Frente a esta situación se puede adoptar una postura escéptica sobre la utilidad de la educación ética y cívica de los ciudadanos. Se podría argumentar que no se puede hacer nada en términos educativos para transformar el carácter y la conducta de las personas cuando se trata del ámbito de la moralidad y del civismo. Se podría entonces hablar del papel determinante de factores socioeconómicos, biológicos e incluso providenciales, como los únicos que pueden hacer una diferencia en el ámbito ético de la conducta humana. Sin embargo, adoptar esta postura escéptica sería un grave error. Sin tener que negar el importante papel que estos factores distintos a la educación juegan en la conformación del carácter y la conducta de las personas, sin negar que efectivamente todavía no comprendemos adecuadamente los mecanismos de aprendizaje que motivan a las personas a actuar en concordancia con lo que creen, proponer que por estas razones debemos abandonar la educación ética y cívica es simplemente un error como lo demuestran las siguientes consideraciones.
En primer lugar, la evidencia a favor del papel transformador de la educación ética y cívica es contundente a nivel individual: exponer a una persona a cierto tipo de información y modelo de conducta, particularmente desde su más temprana edad, hace que esta persona transforme sus valores, actitudes y carácter de acuerdo con esos estímulos educativos. El hecho de que estas transformaciones sean complejas y poco entendidas no prueba su inexistencia.
En segundo lugar, es notable el papel decisivo que la educación ha tenido en la transformación de nuestras comunidades en términos de un avance histórico en nuestra visión ética y cívica. Baste recordar los cambios sociales asociados con el rechazo de prácticas como la esclavitud, la discriminación de género o la crueldad animal, que no hace mucho eran sancionadas incluso legalmente por la gran mayoría de las comunidades humanas. Además de los cambios legales y políticos necesarios, ha sido especialmente el uso constante e insistente de estrategias educativas para modificar este tipo de prácticas inmorales lo que ha hecho posible estos avances en la conducta moral y cívica de las personas.
En tercer lugar, hacer a un lado a la educación en general como fuente de transformación de las personas, significa rechazar la única estrategia que conocemos para cambiar nuestros destinos frente a influencias externas ajenas a nuestro control.

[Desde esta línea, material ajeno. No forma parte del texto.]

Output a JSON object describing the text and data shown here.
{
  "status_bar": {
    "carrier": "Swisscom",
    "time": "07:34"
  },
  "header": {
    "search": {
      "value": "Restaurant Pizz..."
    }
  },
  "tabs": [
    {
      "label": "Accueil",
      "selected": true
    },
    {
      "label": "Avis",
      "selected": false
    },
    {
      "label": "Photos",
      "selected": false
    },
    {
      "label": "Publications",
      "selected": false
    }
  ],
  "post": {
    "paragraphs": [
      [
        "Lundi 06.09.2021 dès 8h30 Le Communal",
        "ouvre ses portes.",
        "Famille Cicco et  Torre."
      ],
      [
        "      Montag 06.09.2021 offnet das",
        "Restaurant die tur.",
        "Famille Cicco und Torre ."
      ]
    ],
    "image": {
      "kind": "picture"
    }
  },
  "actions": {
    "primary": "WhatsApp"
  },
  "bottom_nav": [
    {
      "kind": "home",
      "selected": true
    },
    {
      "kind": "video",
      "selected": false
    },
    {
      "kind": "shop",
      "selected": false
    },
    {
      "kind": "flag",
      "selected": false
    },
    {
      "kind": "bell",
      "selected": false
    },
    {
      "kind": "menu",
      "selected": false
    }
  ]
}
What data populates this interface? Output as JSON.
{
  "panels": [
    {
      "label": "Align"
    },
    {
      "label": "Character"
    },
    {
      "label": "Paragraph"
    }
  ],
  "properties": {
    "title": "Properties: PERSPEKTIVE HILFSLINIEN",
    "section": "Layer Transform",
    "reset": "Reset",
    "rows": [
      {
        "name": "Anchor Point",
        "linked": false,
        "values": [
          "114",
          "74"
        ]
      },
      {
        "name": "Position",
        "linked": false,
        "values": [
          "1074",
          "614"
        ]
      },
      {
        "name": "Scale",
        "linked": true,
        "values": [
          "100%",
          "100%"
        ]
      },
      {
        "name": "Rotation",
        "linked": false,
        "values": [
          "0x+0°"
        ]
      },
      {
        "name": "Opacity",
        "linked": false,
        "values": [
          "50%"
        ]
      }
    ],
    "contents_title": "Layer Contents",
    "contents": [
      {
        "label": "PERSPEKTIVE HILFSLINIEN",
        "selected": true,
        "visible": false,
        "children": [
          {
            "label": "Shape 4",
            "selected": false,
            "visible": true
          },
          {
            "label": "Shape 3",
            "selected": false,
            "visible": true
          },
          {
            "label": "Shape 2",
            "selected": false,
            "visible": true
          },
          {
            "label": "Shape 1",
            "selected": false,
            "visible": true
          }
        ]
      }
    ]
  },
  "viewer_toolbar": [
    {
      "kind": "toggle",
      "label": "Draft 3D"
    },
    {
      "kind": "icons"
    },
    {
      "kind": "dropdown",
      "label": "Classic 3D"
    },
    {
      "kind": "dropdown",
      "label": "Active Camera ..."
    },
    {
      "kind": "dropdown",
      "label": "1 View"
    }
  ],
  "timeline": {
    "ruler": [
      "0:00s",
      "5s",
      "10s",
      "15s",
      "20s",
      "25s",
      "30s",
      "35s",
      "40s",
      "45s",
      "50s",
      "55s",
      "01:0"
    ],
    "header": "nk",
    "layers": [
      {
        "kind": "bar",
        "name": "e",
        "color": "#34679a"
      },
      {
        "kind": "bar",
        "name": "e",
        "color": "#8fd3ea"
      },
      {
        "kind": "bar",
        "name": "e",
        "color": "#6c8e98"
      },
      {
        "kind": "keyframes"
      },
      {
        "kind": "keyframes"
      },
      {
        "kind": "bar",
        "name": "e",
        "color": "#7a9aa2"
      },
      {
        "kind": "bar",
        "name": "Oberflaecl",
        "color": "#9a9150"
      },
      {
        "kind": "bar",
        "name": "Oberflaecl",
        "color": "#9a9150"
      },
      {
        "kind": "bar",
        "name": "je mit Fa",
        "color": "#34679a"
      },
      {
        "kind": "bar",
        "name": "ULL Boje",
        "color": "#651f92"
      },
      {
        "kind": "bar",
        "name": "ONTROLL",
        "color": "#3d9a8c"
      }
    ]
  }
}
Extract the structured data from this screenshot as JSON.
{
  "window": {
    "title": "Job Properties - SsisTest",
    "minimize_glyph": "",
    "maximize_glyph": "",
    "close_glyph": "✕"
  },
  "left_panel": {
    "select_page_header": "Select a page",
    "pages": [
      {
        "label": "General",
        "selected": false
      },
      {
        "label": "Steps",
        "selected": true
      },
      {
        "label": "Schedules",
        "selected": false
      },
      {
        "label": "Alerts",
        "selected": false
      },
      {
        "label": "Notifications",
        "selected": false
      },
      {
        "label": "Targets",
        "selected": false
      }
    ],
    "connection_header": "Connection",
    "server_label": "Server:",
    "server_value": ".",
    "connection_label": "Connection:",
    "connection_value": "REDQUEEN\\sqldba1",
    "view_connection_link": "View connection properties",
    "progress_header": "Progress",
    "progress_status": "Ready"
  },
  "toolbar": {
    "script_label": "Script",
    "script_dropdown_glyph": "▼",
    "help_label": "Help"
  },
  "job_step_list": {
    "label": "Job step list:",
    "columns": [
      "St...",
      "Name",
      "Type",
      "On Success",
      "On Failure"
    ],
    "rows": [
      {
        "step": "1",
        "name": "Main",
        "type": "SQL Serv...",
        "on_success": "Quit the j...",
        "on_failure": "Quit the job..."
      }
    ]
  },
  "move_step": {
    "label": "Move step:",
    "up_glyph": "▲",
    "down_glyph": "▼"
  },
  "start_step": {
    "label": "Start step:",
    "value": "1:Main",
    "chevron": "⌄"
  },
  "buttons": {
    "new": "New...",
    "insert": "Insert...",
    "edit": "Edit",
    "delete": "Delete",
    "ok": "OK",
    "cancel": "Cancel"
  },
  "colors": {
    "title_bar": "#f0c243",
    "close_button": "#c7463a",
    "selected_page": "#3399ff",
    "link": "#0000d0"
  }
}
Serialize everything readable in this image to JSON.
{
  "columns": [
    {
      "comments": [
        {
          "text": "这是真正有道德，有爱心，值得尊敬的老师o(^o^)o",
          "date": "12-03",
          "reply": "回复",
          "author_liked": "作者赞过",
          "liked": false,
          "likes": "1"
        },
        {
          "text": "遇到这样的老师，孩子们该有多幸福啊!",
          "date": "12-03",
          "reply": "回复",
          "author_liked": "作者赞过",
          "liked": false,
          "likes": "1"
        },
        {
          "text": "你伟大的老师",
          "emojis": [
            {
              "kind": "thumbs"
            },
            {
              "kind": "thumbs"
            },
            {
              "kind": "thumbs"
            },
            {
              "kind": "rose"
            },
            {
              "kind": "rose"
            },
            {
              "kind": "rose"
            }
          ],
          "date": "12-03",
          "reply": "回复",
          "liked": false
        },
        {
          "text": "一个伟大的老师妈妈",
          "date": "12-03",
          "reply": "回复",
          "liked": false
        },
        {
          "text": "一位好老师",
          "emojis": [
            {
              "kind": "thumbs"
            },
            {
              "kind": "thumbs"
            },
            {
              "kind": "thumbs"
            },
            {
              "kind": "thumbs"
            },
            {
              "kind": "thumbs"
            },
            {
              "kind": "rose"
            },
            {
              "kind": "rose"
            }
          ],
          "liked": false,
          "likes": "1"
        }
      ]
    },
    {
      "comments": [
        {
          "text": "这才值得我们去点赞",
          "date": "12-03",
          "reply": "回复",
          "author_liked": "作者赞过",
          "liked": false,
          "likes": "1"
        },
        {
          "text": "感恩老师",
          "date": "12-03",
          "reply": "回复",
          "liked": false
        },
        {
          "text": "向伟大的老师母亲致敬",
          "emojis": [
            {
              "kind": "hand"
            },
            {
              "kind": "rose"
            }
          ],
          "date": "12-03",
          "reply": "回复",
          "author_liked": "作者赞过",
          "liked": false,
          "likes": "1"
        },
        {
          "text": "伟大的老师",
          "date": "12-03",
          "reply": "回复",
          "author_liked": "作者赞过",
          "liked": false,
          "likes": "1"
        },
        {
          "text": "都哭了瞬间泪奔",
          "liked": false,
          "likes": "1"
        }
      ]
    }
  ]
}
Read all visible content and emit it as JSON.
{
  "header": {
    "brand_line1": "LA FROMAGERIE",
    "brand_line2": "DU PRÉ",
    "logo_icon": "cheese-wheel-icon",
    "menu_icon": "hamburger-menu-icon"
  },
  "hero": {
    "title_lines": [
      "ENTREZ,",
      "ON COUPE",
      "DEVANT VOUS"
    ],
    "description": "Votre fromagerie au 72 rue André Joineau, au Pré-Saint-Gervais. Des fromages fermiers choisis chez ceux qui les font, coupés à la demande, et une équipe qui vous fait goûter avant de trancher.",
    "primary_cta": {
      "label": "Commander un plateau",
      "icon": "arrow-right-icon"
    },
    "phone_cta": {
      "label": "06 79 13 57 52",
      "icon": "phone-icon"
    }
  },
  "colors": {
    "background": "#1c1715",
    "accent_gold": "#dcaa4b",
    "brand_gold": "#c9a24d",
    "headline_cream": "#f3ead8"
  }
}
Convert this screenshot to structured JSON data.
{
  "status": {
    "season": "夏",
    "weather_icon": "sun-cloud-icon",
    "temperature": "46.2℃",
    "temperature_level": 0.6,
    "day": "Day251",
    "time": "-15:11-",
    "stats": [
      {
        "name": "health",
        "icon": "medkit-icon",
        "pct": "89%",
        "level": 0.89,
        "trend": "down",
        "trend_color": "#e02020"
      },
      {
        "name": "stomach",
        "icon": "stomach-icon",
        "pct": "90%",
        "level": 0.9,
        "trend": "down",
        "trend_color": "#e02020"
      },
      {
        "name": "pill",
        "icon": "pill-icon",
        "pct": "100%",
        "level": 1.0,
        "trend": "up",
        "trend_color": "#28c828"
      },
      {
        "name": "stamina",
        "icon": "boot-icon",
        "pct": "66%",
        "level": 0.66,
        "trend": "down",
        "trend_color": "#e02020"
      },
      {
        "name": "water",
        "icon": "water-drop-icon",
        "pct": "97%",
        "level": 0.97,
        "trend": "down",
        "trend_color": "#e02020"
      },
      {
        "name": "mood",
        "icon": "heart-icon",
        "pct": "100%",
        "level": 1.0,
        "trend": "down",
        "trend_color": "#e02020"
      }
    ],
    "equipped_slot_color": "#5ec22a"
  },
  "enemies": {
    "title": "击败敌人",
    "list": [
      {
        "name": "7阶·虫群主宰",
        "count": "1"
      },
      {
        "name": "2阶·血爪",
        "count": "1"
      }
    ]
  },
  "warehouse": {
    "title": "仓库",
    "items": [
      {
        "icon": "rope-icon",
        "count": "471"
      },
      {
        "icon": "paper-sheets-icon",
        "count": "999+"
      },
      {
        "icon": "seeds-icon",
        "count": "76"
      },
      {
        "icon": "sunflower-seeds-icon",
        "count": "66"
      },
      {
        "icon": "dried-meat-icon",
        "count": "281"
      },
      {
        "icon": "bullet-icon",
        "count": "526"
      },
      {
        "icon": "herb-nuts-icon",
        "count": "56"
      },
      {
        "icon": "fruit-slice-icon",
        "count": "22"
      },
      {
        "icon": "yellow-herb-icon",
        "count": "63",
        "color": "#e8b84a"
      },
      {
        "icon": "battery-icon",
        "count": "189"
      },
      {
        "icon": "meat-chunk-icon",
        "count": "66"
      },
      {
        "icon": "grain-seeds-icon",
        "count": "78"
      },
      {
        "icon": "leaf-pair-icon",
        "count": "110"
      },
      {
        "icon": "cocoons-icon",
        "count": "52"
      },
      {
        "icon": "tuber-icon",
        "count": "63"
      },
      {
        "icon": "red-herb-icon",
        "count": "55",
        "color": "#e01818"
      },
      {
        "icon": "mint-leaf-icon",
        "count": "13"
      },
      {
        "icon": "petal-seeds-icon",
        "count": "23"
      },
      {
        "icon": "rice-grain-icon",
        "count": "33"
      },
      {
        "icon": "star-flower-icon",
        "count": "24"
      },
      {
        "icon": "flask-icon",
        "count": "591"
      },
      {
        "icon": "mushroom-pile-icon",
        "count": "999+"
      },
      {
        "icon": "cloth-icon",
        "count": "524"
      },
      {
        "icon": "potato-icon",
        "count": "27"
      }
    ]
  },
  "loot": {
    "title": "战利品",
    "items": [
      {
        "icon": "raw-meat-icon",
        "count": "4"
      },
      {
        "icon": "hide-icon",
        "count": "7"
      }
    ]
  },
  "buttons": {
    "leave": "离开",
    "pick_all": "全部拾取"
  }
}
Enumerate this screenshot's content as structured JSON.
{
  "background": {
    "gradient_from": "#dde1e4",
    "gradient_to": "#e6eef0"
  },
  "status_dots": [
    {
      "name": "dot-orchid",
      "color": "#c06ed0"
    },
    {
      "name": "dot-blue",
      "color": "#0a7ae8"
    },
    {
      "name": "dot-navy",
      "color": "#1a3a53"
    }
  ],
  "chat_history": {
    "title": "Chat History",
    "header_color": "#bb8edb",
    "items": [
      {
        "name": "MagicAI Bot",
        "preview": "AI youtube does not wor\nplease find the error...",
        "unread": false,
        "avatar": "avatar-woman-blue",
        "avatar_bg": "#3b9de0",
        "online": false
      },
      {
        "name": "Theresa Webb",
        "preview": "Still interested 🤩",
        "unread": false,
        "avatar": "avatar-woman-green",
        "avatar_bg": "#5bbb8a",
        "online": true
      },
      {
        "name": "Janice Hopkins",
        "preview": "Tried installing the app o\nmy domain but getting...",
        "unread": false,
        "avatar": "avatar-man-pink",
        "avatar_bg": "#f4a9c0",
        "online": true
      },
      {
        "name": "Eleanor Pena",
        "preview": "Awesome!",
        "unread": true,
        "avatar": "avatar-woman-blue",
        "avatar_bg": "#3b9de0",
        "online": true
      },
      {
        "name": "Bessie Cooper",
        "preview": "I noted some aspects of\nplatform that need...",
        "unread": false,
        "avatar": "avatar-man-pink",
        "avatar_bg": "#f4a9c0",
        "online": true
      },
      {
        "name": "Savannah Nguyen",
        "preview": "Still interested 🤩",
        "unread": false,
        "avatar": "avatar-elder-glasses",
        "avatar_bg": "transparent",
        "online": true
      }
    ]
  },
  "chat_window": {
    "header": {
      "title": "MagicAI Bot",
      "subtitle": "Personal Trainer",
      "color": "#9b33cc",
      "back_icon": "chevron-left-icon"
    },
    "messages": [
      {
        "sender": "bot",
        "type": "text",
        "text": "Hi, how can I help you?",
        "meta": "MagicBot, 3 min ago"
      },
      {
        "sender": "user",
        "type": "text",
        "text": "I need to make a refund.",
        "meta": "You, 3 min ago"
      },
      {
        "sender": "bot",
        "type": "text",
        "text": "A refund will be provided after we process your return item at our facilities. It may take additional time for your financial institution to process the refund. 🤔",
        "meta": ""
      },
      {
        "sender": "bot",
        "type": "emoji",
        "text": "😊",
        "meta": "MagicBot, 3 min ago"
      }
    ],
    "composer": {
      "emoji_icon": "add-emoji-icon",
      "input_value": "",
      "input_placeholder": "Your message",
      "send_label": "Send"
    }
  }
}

En este sentido, abandonar a la educación como fuente de nuestra transformación es equivalente a someternos a los designios de la buena o mala fortuna. Alternativamente, creer en la capacidad transformadora de la educación, sobre todo en el ámbito moral y cívico, es creer en nuestra capacidad de hacer una diferencia frente a los designios de fuerzas impersonales e indiferentes a nuestros intereses. Una vez más, las pruebas de esta transformación las encontramos en aquellas comunidades e individuos que han modificado su realidad gracias al uso extenso y profundo de la educación.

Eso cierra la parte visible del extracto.